Has anyone tried these out or anything like these LEDs? http://www.ebay.com/itm/LED-36-HI-Lumen ... 58ad23293a

I've heard all about beamworks but these have:
63pcs White 6000-6500k
47pcs Blue 460-465nm
5pcs Red 620-625nm
5pcs Green 520-525nm
6pcs Actinic 460-465nm

A total lumens of 3000 and 126 .20 watt bulbs in a 36" strip. I am looking to upgrade my lighting on my newly setup 125. Any experience/opinion is appreciated. Thanks!


----------



## Malawi_Josh (Nov 24, 2013)

The light is junk. I have been doing research for a while now on LED fixtures. I almost pulled the trigger many times on a current usa, or beamsworks fixture but I didn't, and Im glad. After doing hours and hours of reading I have come to learn there really are only two brands of LED's that should be on any top end tank. The best of the best led diodes are made by Cree, second place is Bridgelux. Many companies use these diodes in there fixtures but they are all top dollar. I highly recommend only getting a fixture that can push 3w per diode. Honestly if you cant afford a fixture with those two brand of led's in them go with a HO T5. At least until the good leds come down in price. I have seen a fixture on Ebay that has bridglux RGB led bulbs with lenses pushing them at 3w for 150.00 48" fixture which is an awesome price type in bridgelux led on ebay to find fixtures with them.


----------



## b3w4r3 (Dec 14, 2012)

Malawi_Josh said:


> The light is junk. I have been doing research for a while now on LED fixtures. I almost pulled the trigger many times on a current usa, or beamsworks fixture but I didn't, and Im glad. After doing hours and hours of reading I have come to learn there really are only two brands of LED's that should be on any top end tank. The best of the best led diodes are made by Cree, second place is Bridgelux. Many companies use these diodes in there fixtures but they are all top dollar. I highly recommend only getting a fixture that can push 3w per diode. Honestly if you cant afford a fixture with those two brand of led's in them go with a HO T5. At least until the good leds come down in price. I have seen a fixture on Ebay that has bridglux RGB led bulbs with lenses pushing them at 3w for 150.00 48" fixture which is an awesome price type in bridgelux led on ebay to find fixtures with them.

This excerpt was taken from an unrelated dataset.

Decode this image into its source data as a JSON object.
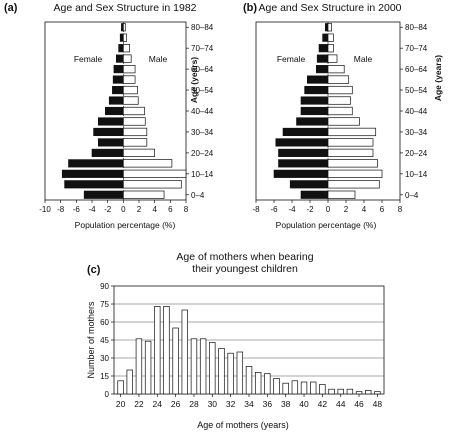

Most of this is true to a point. If you want to grow high light plants or corals then you definitely want high end leds. Bridgelux actually has some bulbs that are better than cree in the white spectrum, but sadly some of the fixtures sold on ebay as Bridgelux are cheaper knock off leds or leds that were binned as low end performance. Notice most of those fixtures run the leds at around 2 watts or less because they have insufficient heat sinks, and or inferior bulbs.

For a fish only tank those cheaper fixtures are fine, but I would do some research to see what customers report as far as problems with leds burning out, or power supplies failing. Seriously having a high end led fixture for fish only is a waste of money and will probably grow tons of unwanted algae.


----------



## cprings (Sep 10, 2003)

Thanks for the replies! This is just for a 125 gallon Mixed Malawi tank. No plants.


----------